How can we please God?  If we like Solomon felt like we could ‘pray’ and ‘receive an answer’ that would be one thing.  But our world has removed ourselves from listening to God in our hearts. We think in our heads and strategize with our minds, determine what needs done according to the rules of man.  Whether the President of the United States, the Constitution, or even our own church politics and polity. I’m just as guilty as any person on the face of the earth. I have unsuccessfully tried to please people my entire life.  I have sought others ‘praise’ or tried to ‘solve people’s problems’. And I have tried to do what I thought was best in many situations. And I failed each and every time. Solomon is imploring us to not look for our individual gain, but look from God’s perspective.  “God gives us joy when we please Him!”

What has been occurring here at Emmanuel in the last two years, does not please God.  I’m responsible for my own actions. Today, following Solomon, I’m turning the page and I’m going to please God.  Every decision I make, my first question will be, ‘does this please God’? If it does please God, I will do it. If it does not please God, I will pray to God for wisdom so I can please Him.  And in doing this I ask you to do the same. I ask each and everyone of you to join me in pleasing God. This is the only way we will receive joy from God. By pleasing God, in seeking reconciliation, because God calls for us to forgive one another and reconcile ourselves to one another and we will find great joy.  God will bless us and God will change our hearts in order for us to receive the greatest blessing from God, for “God gives us joy when we please Him!”

There is a scene in the movie “Gladiator” where Maximus in visiting Caesar Marcus Aurelius contemplates a poignant question that we need to consider as well.  ‘How will the world speak my name?’ Though the Roman Armies and the Gladiators had conquered and extended the empire and brought four years of peace, Caesar desires to have a purpose for his life, but he fears that what he desired will not survive.  And he returns to the question, ‘How will the world speak my name?’

Clearly, Caesar sought his own pleasure and what he sought was in the balance from his perspective.  And we know the result, the Roman Empire eventually collapsed and Caesar’s name was relegated to the history books.  Caesar would find no joy in what transpired in the years to come if he read our history books.

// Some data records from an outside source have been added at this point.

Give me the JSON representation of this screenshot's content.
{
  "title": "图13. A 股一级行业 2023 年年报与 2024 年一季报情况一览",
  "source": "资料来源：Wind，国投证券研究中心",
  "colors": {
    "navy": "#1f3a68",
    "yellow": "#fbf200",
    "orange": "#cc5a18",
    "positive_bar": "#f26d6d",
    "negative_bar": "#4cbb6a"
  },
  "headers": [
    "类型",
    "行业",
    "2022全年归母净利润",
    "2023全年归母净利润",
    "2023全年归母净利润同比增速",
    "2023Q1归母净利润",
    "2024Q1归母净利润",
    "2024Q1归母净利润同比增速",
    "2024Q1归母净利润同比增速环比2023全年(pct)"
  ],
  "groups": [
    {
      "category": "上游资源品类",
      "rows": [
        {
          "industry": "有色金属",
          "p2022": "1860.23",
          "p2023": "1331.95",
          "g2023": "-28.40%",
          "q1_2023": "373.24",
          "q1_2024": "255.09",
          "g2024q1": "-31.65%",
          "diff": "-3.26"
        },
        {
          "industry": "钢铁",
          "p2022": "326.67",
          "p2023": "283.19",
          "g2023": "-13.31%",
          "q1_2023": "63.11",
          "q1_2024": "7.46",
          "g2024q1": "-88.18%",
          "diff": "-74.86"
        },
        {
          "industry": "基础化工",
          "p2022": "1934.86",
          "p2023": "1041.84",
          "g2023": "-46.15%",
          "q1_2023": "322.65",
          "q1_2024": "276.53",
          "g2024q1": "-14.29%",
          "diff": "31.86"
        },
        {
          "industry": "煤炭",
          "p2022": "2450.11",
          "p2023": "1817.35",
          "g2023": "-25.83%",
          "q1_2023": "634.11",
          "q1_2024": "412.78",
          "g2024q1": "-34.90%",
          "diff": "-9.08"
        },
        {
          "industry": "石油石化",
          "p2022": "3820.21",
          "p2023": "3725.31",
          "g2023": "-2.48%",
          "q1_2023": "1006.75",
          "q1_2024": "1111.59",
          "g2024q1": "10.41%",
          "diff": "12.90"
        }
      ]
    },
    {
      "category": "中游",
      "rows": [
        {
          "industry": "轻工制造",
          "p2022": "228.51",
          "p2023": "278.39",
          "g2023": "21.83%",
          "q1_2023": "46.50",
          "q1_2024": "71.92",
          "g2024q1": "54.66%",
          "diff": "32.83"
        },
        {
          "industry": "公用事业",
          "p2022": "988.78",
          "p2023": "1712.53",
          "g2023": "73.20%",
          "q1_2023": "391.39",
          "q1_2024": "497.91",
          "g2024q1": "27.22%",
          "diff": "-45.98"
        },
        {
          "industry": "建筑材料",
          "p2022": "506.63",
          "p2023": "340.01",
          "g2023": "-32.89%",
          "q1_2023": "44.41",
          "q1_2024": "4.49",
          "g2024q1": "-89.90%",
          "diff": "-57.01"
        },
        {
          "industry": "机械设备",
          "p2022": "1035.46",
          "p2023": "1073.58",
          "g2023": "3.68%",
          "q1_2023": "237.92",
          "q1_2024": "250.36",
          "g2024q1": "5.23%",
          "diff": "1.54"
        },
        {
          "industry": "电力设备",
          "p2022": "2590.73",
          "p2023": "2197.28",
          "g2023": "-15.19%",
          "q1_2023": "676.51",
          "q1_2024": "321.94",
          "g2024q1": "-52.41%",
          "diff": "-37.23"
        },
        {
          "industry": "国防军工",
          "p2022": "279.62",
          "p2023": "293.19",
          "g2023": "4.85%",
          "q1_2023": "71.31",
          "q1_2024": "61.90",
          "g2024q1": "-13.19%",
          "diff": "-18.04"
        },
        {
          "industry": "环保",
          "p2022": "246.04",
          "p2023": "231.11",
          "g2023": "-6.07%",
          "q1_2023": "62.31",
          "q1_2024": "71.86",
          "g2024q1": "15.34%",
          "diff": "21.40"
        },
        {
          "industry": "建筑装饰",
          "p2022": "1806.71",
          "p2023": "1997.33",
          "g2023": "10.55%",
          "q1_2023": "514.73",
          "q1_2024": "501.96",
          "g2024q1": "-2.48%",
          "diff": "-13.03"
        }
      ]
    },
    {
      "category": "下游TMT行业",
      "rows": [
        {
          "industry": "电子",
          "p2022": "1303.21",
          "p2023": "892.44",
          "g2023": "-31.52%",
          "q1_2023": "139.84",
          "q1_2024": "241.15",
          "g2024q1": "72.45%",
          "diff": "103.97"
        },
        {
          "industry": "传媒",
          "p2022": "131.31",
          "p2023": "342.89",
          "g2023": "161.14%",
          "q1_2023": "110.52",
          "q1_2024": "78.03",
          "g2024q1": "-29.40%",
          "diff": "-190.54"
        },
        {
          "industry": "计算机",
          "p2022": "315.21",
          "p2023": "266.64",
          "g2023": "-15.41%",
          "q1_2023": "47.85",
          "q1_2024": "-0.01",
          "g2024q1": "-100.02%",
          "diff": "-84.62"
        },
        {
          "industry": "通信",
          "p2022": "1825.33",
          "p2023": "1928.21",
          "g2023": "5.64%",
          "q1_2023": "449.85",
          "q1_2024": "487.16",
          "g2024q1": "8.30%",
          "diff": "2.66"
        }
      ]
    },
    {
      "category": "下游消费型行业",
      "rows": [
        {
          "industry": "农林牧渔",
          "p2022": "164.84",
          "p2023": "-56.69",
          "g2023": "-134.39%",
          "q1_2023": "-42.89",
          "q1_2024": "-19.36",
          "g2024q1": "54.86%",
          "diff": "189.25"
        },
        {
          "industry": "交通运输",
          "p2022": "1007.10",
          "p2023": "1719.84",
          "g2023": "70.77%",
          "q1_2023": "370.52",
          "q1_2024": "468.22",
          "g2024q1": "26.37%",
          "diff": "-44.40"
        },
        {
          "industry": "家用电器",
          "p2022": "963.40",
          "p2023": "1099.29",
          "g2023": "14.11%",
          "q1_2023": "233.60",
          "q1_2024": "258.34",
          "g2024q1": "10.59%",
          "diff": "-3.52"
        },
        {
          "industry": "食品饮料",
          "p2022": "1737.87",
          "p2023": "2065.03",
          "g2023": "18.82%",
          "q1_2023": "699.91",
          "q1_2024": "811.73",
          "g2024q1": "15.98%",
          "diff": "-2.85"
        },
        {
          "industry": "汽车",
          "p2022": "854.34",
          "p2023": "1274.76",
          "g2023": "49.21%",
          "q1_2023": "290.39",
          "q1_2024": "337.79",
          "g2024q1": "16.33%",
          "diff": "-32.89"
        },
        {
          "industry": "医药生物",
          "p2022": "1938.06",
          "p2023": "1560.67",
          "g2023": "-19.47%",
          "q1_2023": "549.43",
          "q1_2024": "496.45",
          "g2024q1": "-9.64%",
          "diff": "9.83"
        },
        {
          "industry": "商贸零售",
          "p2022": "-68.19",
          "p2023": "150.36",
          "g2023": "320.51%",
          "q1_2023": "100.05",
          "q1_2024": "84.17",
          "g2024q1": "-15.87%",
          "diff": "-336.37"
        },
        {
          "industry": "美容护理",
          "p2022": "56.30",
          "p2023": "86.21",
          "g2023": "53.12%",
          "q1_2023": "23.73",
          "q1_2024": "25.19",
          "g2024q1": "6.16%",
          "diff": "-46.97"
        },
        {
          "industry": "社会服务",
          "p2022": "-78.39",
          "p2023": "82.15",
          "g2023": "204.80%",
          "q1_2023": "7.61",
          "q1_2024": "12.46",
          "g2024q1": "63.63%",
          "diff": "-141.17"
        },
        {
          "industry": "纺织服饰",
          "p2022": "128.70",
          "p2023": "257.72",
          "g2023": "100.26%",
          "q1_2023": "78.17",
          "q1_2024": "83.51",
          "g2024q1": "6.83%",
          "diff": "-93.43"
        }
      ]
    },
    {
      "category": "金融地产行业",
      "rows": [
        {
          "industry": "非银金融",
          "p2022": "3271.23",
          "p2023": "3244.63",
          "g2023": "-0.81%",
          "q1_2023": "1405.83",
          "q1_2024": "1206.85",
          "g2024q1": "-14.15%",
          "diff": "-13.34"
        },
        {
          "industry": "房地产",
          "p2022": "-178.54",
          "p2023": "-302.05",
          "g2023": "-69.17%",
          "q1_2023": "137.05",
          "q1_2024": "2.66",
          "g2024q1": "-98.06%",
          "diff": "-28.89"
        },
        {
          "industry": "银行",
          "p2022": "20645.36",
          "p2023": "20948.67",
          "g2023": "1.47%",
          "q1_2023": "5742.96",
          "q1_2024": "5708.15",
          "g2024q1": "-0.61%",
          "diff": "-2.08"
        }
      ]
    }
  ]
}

We who have come here today to Emmanuel have heard Solomon, a man who desired not riches or long life, but only ‘an understanding heart’.  And Solomon speaks to us today nearly three millennia later and implores us to not please ourselves, but God through the prophecy of Solomon implores us to look higher and to a more lofty desire and goal to and for each and every one of us.  Solomon clearly reminds us to focus on God, for when we do with every fiber of our being, “God gives us joy when we please Him!”  AMEN!